The door closes behind her, and I go into the kitchen to see what kind of cocktail I can create. I shout so she can hear me from my bedroom, “Hey, what party are you planning on us going to? Anna said she and Jackson aren’t going because you want to hit the singles scene?”
The door pops back open, and Delilah stands in her bra and panties in defensive mode. “They wanted to go to Chelsea. Every freaking place they want to go is in Chelsea.”
“What’s wrong with Chelsea?” I ask while pulling out the vodka from my freezer.

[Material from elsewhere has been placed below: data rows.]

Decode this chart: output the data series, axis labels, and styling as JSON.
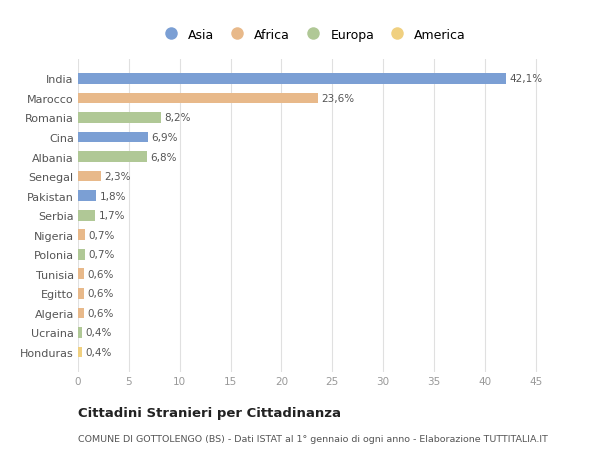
{
  "countries": [
    "India",
    "Marocco",
    "Romania",
    "Cina",
    "Albania",
    "Senegal",
    "Pakistan",
    "Serbia",
    "Nigeria",
    "Polonia",
    "Tunisia",
    "Egitto",
    "Algeria",
    "Ucraina",
    "Honduras"
  ],
  "values": [
    42.1,
    23.6,
    8.2,
    6.9,
    6.8,
    2.3,
    1.8,
    1.7,
    0.7,
    0.7,
    0.6,
    0.6,
    0.6,
    0.4,
    0.4
  ],
  "labels": [
    "42,1%",
    "23,6%",
    "8,2%",
    "6,9%",
    "6,8%",
    "2,3%",
    "1,8%",
    "1,7%",
    "0,7%",
    "0,7%",
    "0,6%",
    "0,6%",
    "0,6%",
    "0,4%",
    "0,4%"
  ],
  "continents": [
    "Asia",
    "Africa",
    "Europa",
    "Asia",
    "Europa",
    "Africa",
    "Asia",
    "Europa",
    "Africa",
    "Europa",
    "Africa",
    "Africa",
    "Africa",
    "Europa",
    "America"
  ],
  "colors": {
    "Asia": "#7b9fd4",
    "Africa": "#e8b98a",
    "Europa": "#b0c896",
    "America": "#f0d080"
  },
  "legend_order": [
    "Asia",
    "Africa",
    "Europa",
    "America"
  ],
  "title": "Cittadini Stranieri per Cittadinanza",
  "subtitle": "COMUNE DI GOTTOLENGO (BS) - Dati ISTAT al 1° gennaio di ogni anno - Elaborazione TUTTITALIA.IT",
  "xlim": [
    0,
    46
  ],
  "xticks": [
    0,
    5,
    10,
    15,
    20,
    25,
    30,
    35,
    40,
    45
  ],
  "bg_color": "#ffffff",
  "grid_color": "#e0e0e0"
}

“Nothing’s wrong with Chelsea. I live in fucking Chelsea. But get out of your bloody neighborhood once in a while. Come on now. Am I right?”

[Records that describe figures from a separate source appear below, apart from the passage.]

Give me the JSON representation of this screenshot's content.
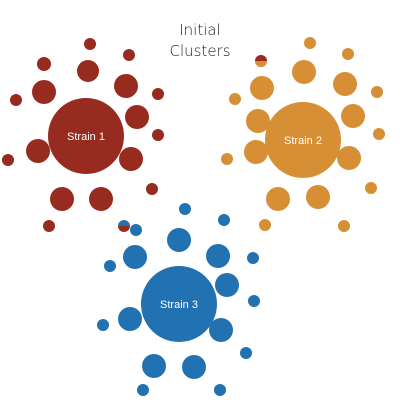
{
  "title": {
    "line1": "Initial",
    "line2": "Clusters"
  },
  "colors": {
    "strain_1": "#982b1f",
    "strain_2": "#d68f34",
    "strain_3": "#2271b1",
    "center_text": "#ffffff",
    "background": "#ffffff"
  },
  "clusters": [
    {
      "id": "strain-1",
      "label": "Strain 1",
      "color_key": "strain_1"
    },
    {
      "id": "strain-2",
      "label": "Strain 2",
      "color_key": "strain_2"
    },
    {
      "id": "strain-3",
      "label": "Strain 3",
      "color_key": "strain_3"
    }
  ]
}
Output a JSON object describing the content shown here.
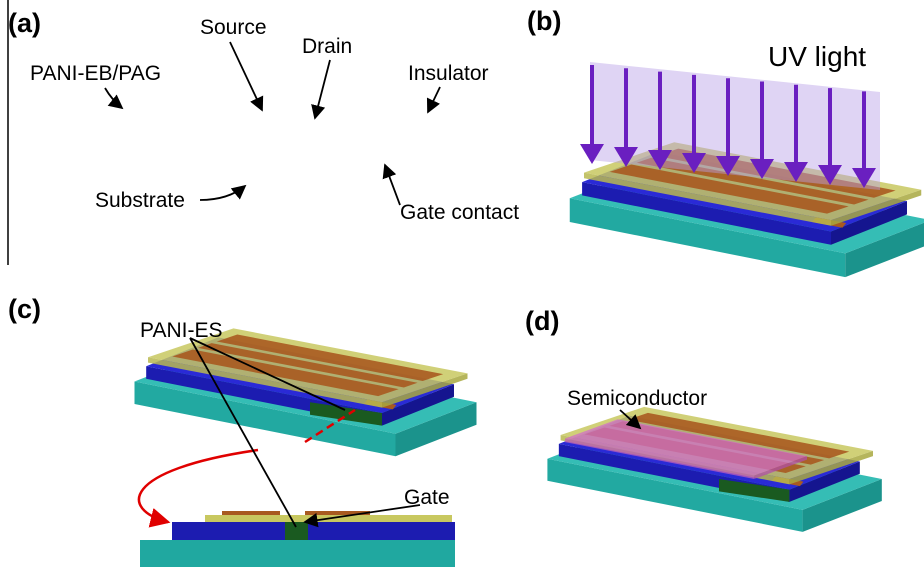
{
  "panels": [
    {
      "label": "(a)",
      "annotations": [
        "Source",
        "Drain",
        "PANI-EB/PAG",
        "Insulator",
        "Substrate",
        "Gate contact"
      ]
    },
    {
      "label": "(b)",
      "annotations": [
        "UV light"
      ]
    },
    {
      "label": "(c)",
      "annotations": [
        "PANI-ES",
        "Gate"
      ]
    },
    {
      "label": "(d)",
      "annotations": [
        "Semiconductor"
      ]
    }
  ]
}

Delilah is in rare form tonight. Normally, I’m the one who’s cussing like a sailor. “Have you been drinking?”
She twists her head and turns back to get dressed but doesn’t close the door. “One cocktail while I was packing.”
It’s gonna be one of those nights. Halloween in the city. And it’s a Friday night. It’s gonna be a good one. The yellow refrigerator light reveals slim offerings. “How’s vodka and lemonade? Or would you prefer vodka and OJ?”
“Vodka and lemonade works.” Delilah walks into the den in a stunning Daenerys costume. The detail and quality material make me think it had to have cost hundreds of dollars.
“Wow. Gorgeous. It looks exactly like what she wore.” She’s wearing the infamous white dress Daenerys wore in Game of Thrones. She’s holding the white wig with perfect braids. She gingerly sets the wig on my coffee table and pulls a stocking over her head to prep for the wig. I’m in awe of her costume.
My costume came from Halloween Spirit, and at the time, I thought I was splurging when I spent almost eighty dollars on it. I’ve had it since undergrad, and it has served me well. I love it because I don’t have to deal with a wig, since my hair is close enough to Wonder Woman’s.
I place a drink near Delilah while she struggles with her stray hair. I take a big swallow of my drink. The cold concoction quenches my dry, scratchy throat. “Where in Chelsea did Anna want to go?”
“The Ainsworth. Som
e martini and monster thing. That’s fine and all, but doesn’t a party billed as the largest Halloween singles party sound like more fun?”
I take another long swallow of my icy drink and think of Sam. It’s not like we’re exclusive. We’ve been on one date. Even so, I have zero desire to meet anyone tonight. But that doesn’t mean I can’t be a great wingman for my lovely Mother of Dragons. “I read through a lot of the parties that are happening tonight. Seemed like some of the best were in Brooklyn.”
Instantly, her palm aims skyward a few inches from my face in a stop sign signal. “I’m not going to Brooklyn. Way too far away.”
I laugh. “I know. It’s just there’s a cool New Wave party in Greenpoint. The DJ is playing stuff from Echo & the Bunnymen, the Cure, the Smiths. Cool shit.”
Delilah looks like a crazy person with hair sticking out from places all around her stocking cap. I walk over, make her sit, and take over preparing her hair for the wig. She peers up at me. “How old are you?”
“What? It was a phase. I love that shit.”
She grabs her drink while I work away, tucking fly-aways under the thick stocking. I kind of know there’s no point in trying, but deep down, I’d rather meet up with Anna than go to a singles party. So, I take one more stab at persuasion. “I know the party is billed as the biggest singles party, but it’s in midtown. Doesn’t that kind of make you nervous?”
Both hands fall to her hips in fists. “I’ve already bought tickets. Besides, rumor is the Chainsmokers may make a guest appearance.”
“Okay, fine.” I know determination when I see it. And I don’t really care that much. “But, for the record, the Chainsmokers are not showing up to a midtown party.” She smirks. She only made that band comment because I have Alexa playing the Chainsmokers right now. “Wait, a friend is meeting us. Does she need a ticket too?”
“Nope. I’ve got the two I bought for Anna and Jackson. They won’t be using them. Here, let’s text Chase and let him know we have an extra ticket.” As she pecks a message off to Chase, she asks, “Who’s this friend?”